Разочарование было написано у Каэ на лице, она начала сожалеть о проявленной было симпатии к свекрови, злость и уныние вернулись. Жена лекаря знала, что без ядовитого бореца свекровь быстро оправится. Она вспомнила о собственнических настроениях Оцуги в отношении Сэйсю, и враждебность разгорелась в ее душе с новой силой. Каэ пожалела, что поправила кимоно Оцуги. Если бы она оставила все как есть, эта глупая самодовольная старуха сгорела бы со стыда!
Сэйсю неспешно отобедал в деревенской харчевне и снова вернулся к матери.
– Матушка, матушка! – громко позвал он.
Ответа не последовало. Некоторое время тому назад Каэ аккуратно поправила ленту Оцуги.
– Так… О, она пошевелилась, – пробормотал Сэйсю.
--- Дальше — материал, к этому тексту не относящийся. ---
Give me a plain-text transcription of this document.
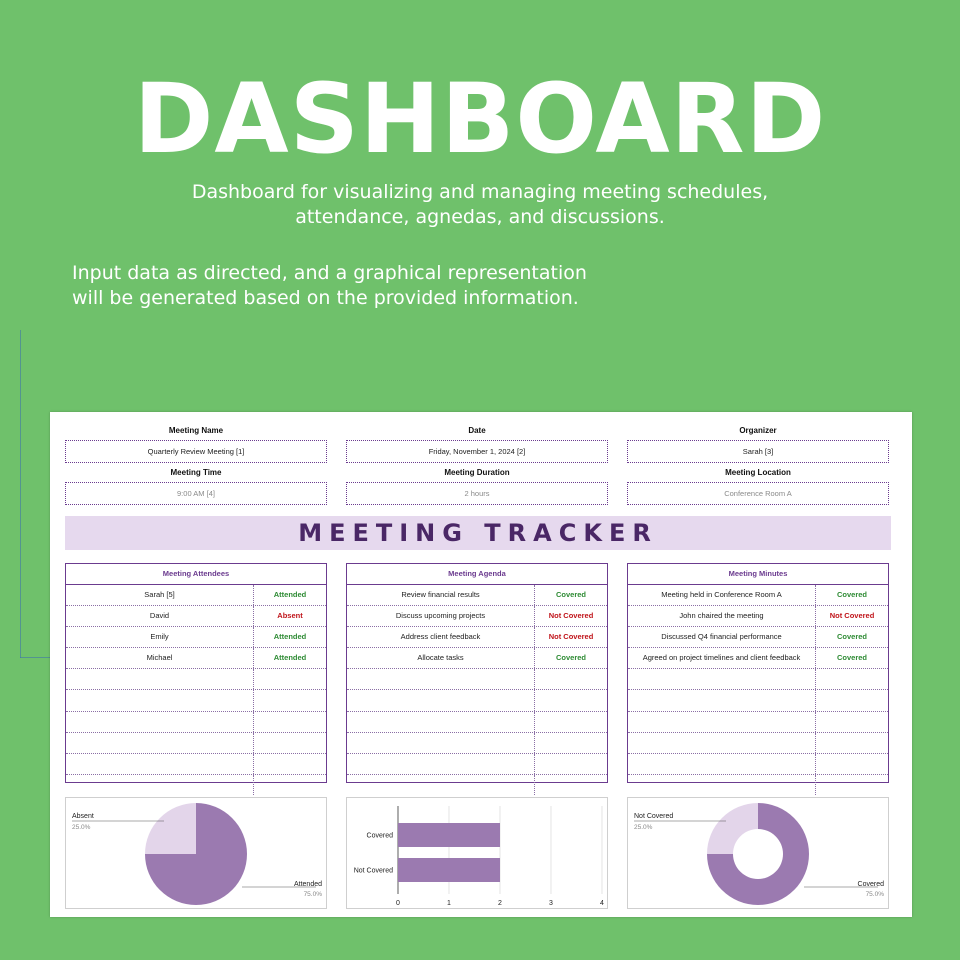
DASHBOARD
Dashboard for visualizing and managing meeting schedules,
attendance, agnedas, and discussions.
Input data as directed, and a graphical representation
will be generated based on the provided information.
Meeting Name
Quarterly Review Meeting [1]
Date
Friday, November 1, 2024 [2]
Organizer
Sarah [3]
Meeting Time
9:00 AM [4]
Meeting Duration
2 hours
Meeting Location
Conference Room A
MEETING TRACKER
Meeting Attendees
Sarah [5]	Attended
David	Absent
Emily	Attended
Michael	Attended
Meeting Agenda
Review financial results	Covered
Discuss upcoming projects	Not Covered
Address client feedback	Not Covered
Allocate tasks	Covered
Meeting Minutes
Meeting held in Conference Room A	Covered
John chaired the meeting	Not Covered
Discussed Q4 financial performance	Covered
Agreed on project timelines and client feedback	Covered
Attended
75.0%
Absent
25.0%
0	1	2	3	4
Covered
Not Covered
Covered
75.0%
Not Covered
25.0%
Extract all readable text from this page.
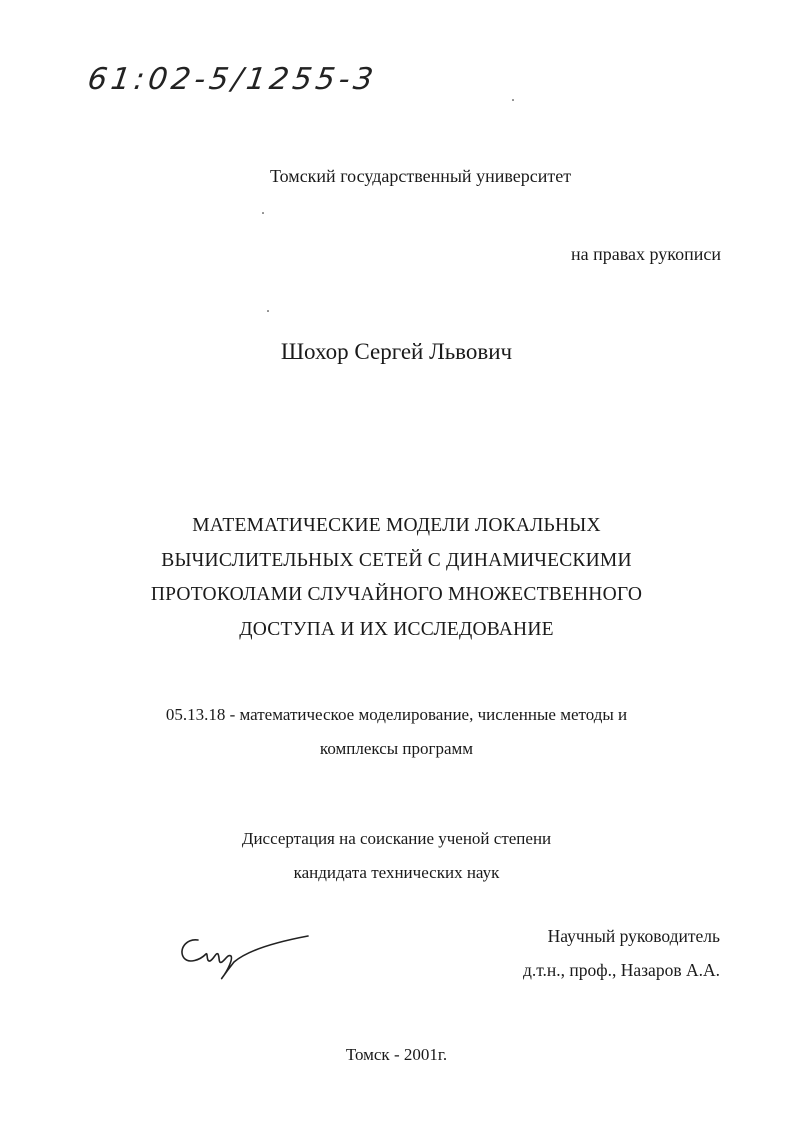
61:02-5/1255-3
Томский государственный университет
на правах рукописи
Шохор Сергей Львович
МАТЕМАТИЧЕСКИЕ МОДЕЛИ ЛОКАЛЬНЫХ
ВЫЧИСЛИТЕЛЬНЫХ СЕТЕЙ С ДИНАМИЧЕСКИМИ
ПРОТОКОЛАМИ СЛУЧАЙНОГО МНОЖЕСТВЕННОГО
ДОСТУПА И ИХ ИССЛЕДОВАНИЕ
05.13.18 - математическое моделирование, численные методы и
комплексы программ
Диссертация на соискание ученой степени
кандидата технических наук
Научный руководитель
д.т.н., проф., Назаров А.А.
Томск - 2001г.
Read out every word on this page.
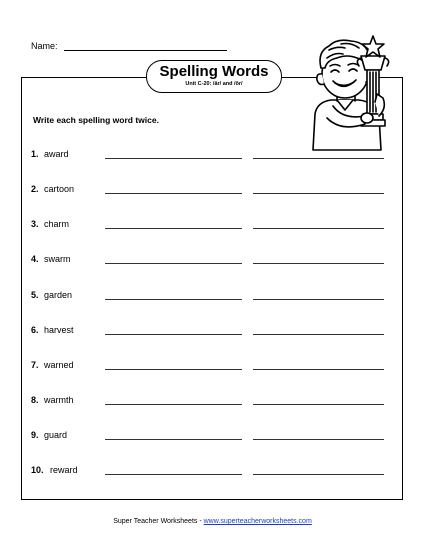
Name:
Spelling Words
Unit C-20: /är/ and /ôr/
Write each spelling word twice.
1. award
2. cartoon
3. charm
4. swarm
5. garden
6. harvest
7. warned
8. warmth
9. guard
10. reward
Super Teacher Worksheets - www.superteacherworksheets.com
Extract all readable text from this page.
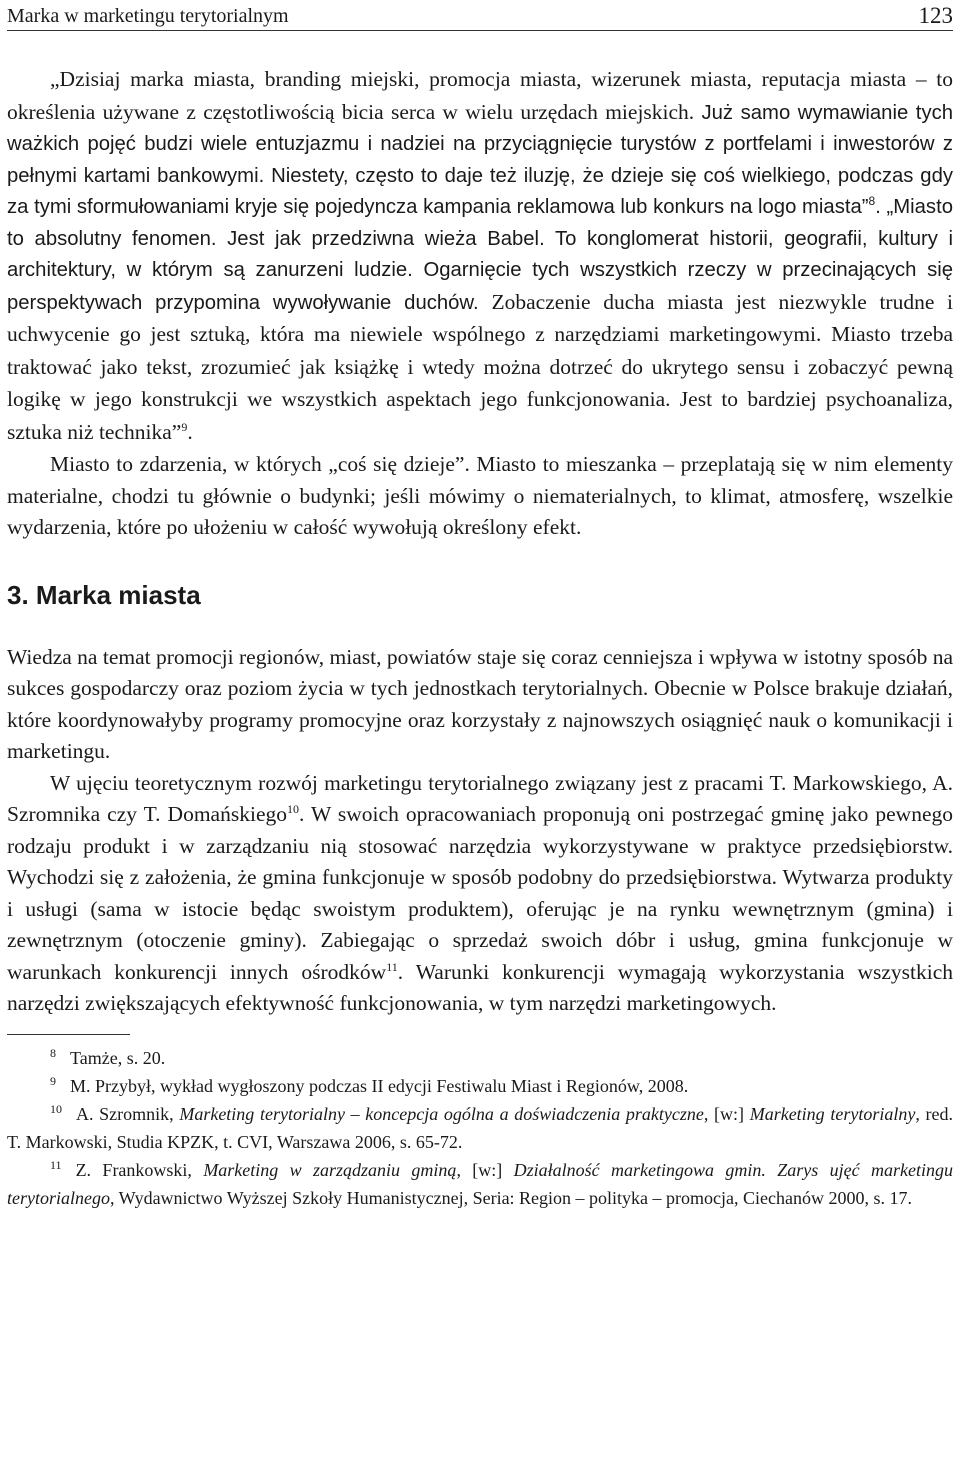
Marka w marketingu terytorialnym	123

„Dzisiaj marka miasta, branding miejski, promocja miasta, wizerunek miasta, reputacja miasta – to określenia używane z częstotliwością bicia serca w wielu urzędach miejskich. Już samo wymawianie tych ważkich pojęć budzi wiele entuzjazmu i nadziei na przyciągnięcie turystów z portfelami i inwestorów z pełnymi kartami bankowymi. Niestety, często to daje też iluzję, że dzieje się coś wielkiego, podczas gdy za tymi sformułowaniami kryje się pojedyncza kampania reklamowa lub konkurs na logo miasta”$^8$. „Miasto to absolutny fenomen. Jest jak przedziwna wieża Babel. To konglomerat historii, geografii, kultury i architektury, w którym są zanurzeni ludzie. Ogarnięcie tych wszystkich rzeczy w przecinających się perspektywach przypomina wywoływanie duchów. Zobaczenie ducha miasta jest niezwykle trudne i uchwycenie go jest sztuką, która ma niewiele wspólnego z narzędziami marketingowymi. Miasto trzeba traktować jako tekst, zrozumieć jak książkę i wtedy można dotrzeć do ukrytego sensu i zobaczyć pewną logikę w jego konstrukcji we wszystkich aspektach jego funkcjonowania. Jest to bardziej psychoanaliza, sztuka niż technika”$^9$.

Miasto to zdarzenia, w których „coś się dzieje”. Miasto to mieszanka – przeplatają się w nim elementy materialne, chodzi tu głównie o budynki; jeśli mówimy o niematerialnych, to klimat, atmosferę, wszelkie wydarzenia, które po ułożeniu w całość wywołują określony efekt.

3. Marka miasta

Wiedza na temat promocji regionów, miast, powiatów staje się coraz cenniejsza i wpływa w istotny sposób na sukces gospodarczy oraz poziom życia w tych jednostkach terytorialnych. Obecnie w Polsce brakuje działań, które koordynowałyby programy promocyjne oraz korzystały z najnowszych osiągnięć nauk o komunikacji i marketingu.

W ujęciu teoretycznym rozwój marketingu terytorialnego związany jest z pracami T. Markowskiego, A. Szromnika czy T. Domańskiego$^{10}$. W swoich opracowaniach proponują oni postrzegać gminę jako pewnego rodzaju produkt i w zarządzaniu nią stosować narzędzia wykorzystywane w praktyce przedsiębiorstw. Wychodzi się z założenia, że gmina funkcjonuje w sposób podobny do przedsiębiorstwa. Wytwarza produkty i usługi (sama w istocie będąc swoistym produktem), oferując je na rynku wewnętrznym (gmina) i zewnętrznym (otoczenie gminy). Zabiegając o sprzedaż swoich dóbr i usług, gmina funkcjonuje w warunkach konkurencji innych ośrodków$^{11}$. Warunki konkurencji wymagają wykorzystania wszystkich narzędzi zwiększających efektywność funkcjonowania, w tym narzędzi marketingowych.

$^8$ Tamże, s. 20.

$^9$ M. Przybył, wykład wygłoszony podczas II edycji Festiwalu Miast i Regionów, 2008.

$^{10}$ A. Szromnik, Marketing terytorialny – koncepcja ogólna a doświadczenia praktyczne, [w:] Marketing terytorialny, red. T. Markowski, Studia KPZK, t. CVI, Warszawa 2006, s. 65-72.

$^{11}$ Z. Frankowski, Marketing w zarządzaniu gminą, [w:] Działalność marketingowa gmin. Zarys ujęć marketingu terytorialnego, Wydawnictwo Wyższej Szkoły Humanistycznej, Seria: Region – polityka – promocja, Ciechanów 2000, s. 17.
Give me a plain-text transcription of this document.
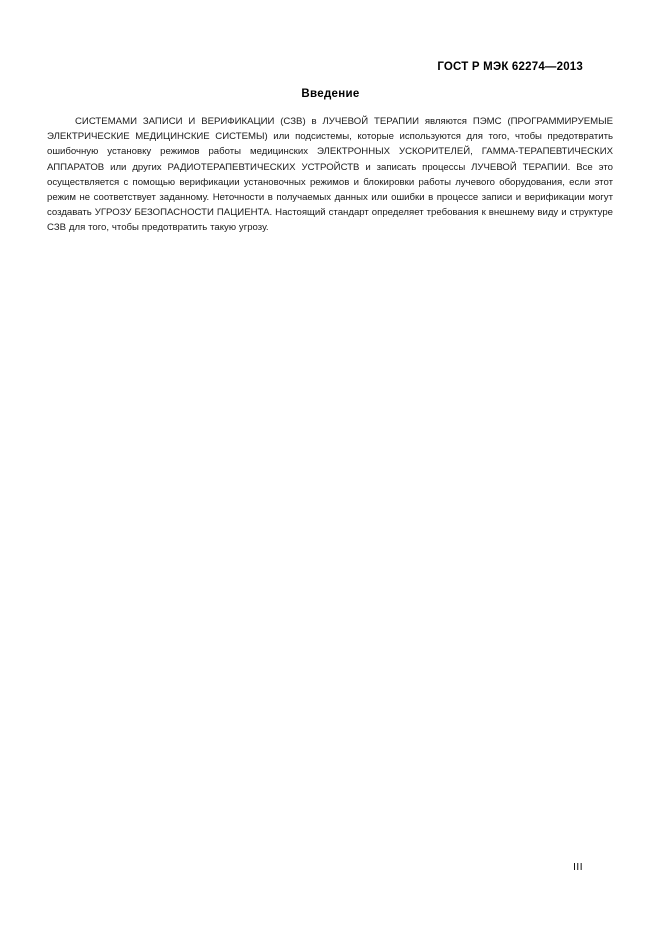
ГОСТ Р МЭК 62274—2013
Введение

СИСТЕМАМИ ЗАПИСИ И ВЕРИФИКАЦИИ (СЗВ) в ЛУЧЕВОЙ ТЕРАПИИ являются ПЭМС (ПРОГРАММИРУЕМЫЕ ЭЛЕКТРИЧЕСКИЕ МЕДИЦИНСКИЕ СИСТЕМЫ) или подсистемы, которые используются для того, чтобы предотвратить ошибочную установку режимов работы медицинских ЭЛЕКТРОННЫХ УСКОРИТЕЛЕЙ, ГАММА-ТЕРАПЕВТИЧЕСКИХ АППАРАТОВ или других РАДИОТЕРАПЕВТИЧЕСКИХ УСТРОЙСТВ и записать процессы ЛУЧЕВОЙ ТЕРАПИИ. Все это осуществляется с помощью верификации установочных режимов и блокировки работы лучевого оборудования, если этот режим не соответствует заданному. Неточности в получаемых данных или ошибки в процессе записи и верификации могут создавать УГРОЗУ БЕЗОПАСНОСТИ ПАЦИЕНТА. Настоящий стандарт определяет требования к внешнему виду и структуре СЗВ для того, чтобы предотвратить такую угрозу.

III
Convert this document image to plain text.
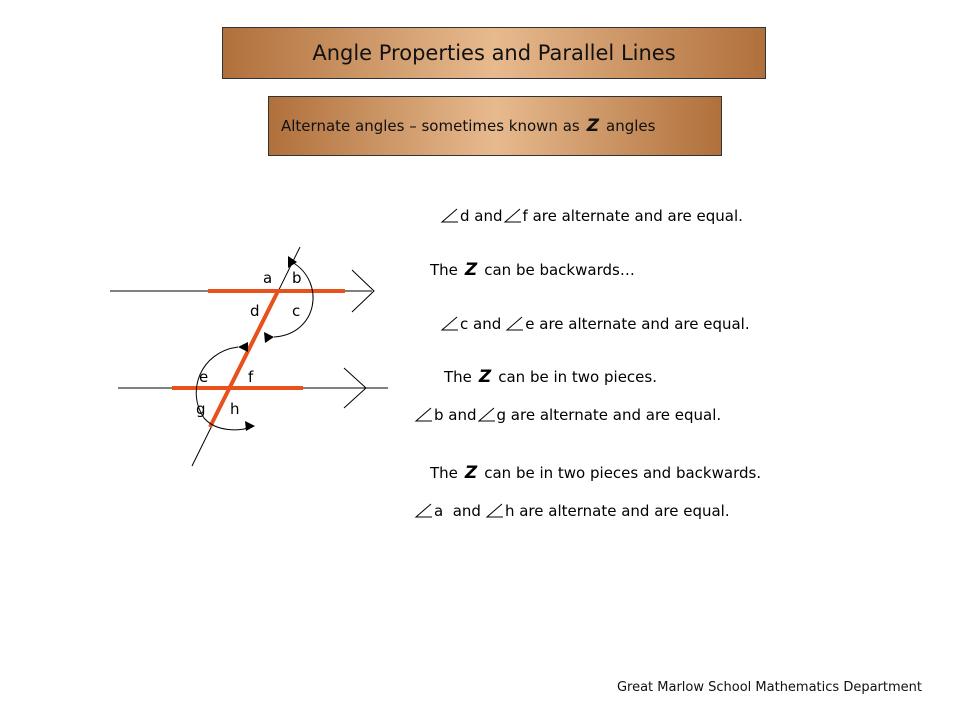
Angle Properties and Parallel Lines
Alternate angles – sometimes known as Z angles
a b
d c
e	f
g h
d and f are alternate and are equal.
The Z can be backwards…
c and e are alternate and are equal.
The Z can be in two pieces.
b and g are alternate and are equal.
The Z can be in two pieces and backwards.
a  and h are alternate and are equal.
Great Marlow School Mathematics Department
«Интересно, из чего на самом деле состояла смесь? – подумала Каэ. – Настолько ли она проста, как описал муж?»
Сэйсю откинул одеяло и распахнул полы кимоно Оцуги. Каэ смутилась, но взгляда не отвела, умирая от желания узнать, что будет дальше. Пальцы Сэйсю скользнули по внутренней стороне бедра матери и замерли.
– О-ох! – простонала Оцуги, когда он ущипнул ее за нежное место.
– Матушка пока без сознания, как я и ожидал. Но меньше чем через полчаса она, скорее всего, откроет глаза и будет способна передвигаться самостоятельно. Позови меня. – И лекарь снова вернулся к пациентам.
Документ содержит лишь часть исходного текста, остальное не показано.